Specifically, I have completed a 10-month general overview of current Physics/Mathematical physics, and find it is now the time to choose a specialty, with QG forever a hobby that I will spend time on, time willing. I have narrowed it down to the following fields. your opinion, please:
– Math: Representation theory of 4D space-time gauge symmetries and diffeomorphism group representation theory as related in the last two paragraphs of your book. How has that developed since publication. Where is the most current work needed?
– Physics: The Quantum Hall Effect. Low temperature sure, but incredible how the quantum world can be made manifest in the macroscopic. I’ll work on this one by myself, what a puzzle.
The paper on Dirac cohomology is intended to be a toy model for the interesting case of 4d. You study representations by studying an invariant, their Dirac cohomology. To do this in 4d requires new ideas: everything is parametrized there by the space of background connections and metrics and you need to figure out what to do about that. Right now I’m thinking about the easier case of 2d…
I think we’re still quite a ways away from even knowing what the right way to think about such representations is, so this is a difficult subject for someone to study. It’s too wide open right now, and the relevant mathematics is not even clear. That quantum Hall effect looks like a much more straightforward problem…

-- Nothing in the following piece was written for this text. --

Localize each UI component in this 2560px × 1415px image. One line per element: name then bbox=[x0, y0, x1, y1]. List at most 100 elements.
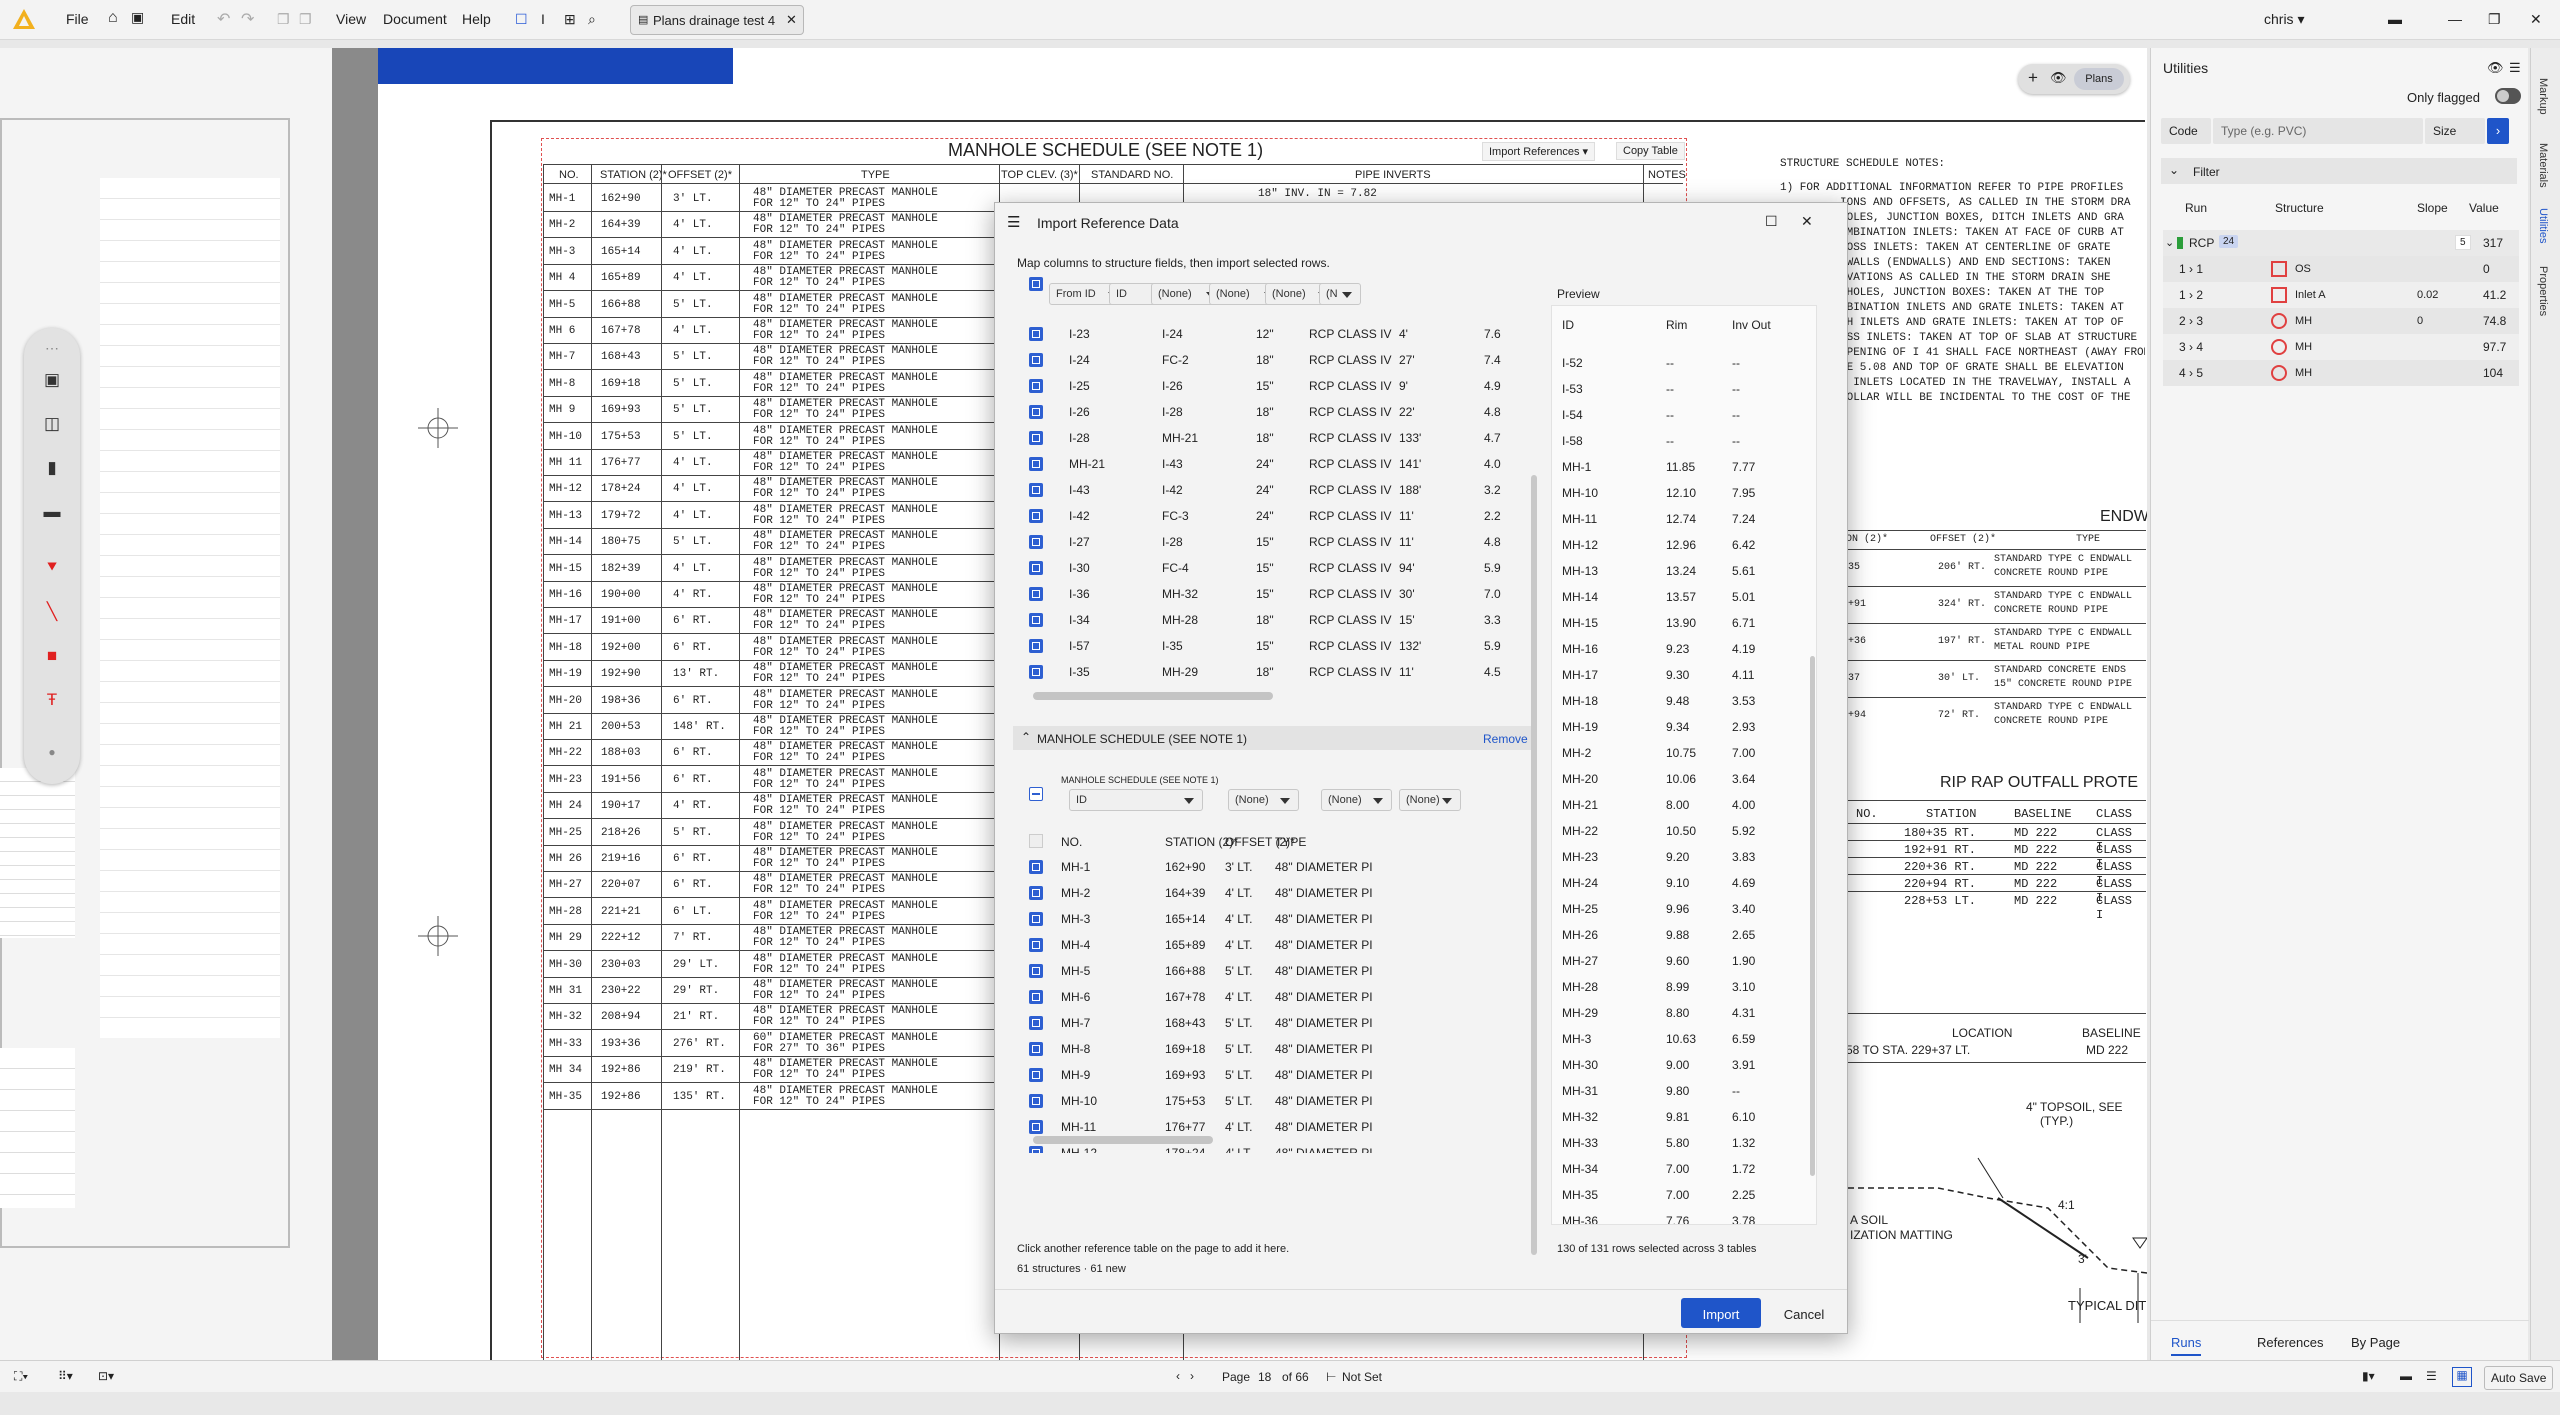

The most relevant application of Darwin’s theory on high-energy physics is the evolution of the physicists landscape. Here, natural selection works through paper publications, and the fittest are those who can keep publishing the most, however meaningless these papers may be. Susskind and his cohorts are successful survivors of this process. Although I admit this result is not pretty, but hey, that’s part of Darwinism.
…..Wait a minute; with the DNA you can identify a person from a million, with ST (and branes), still you cannot do anything concrete just hope for some right arrangement to be correct. Sorry but lame analogy.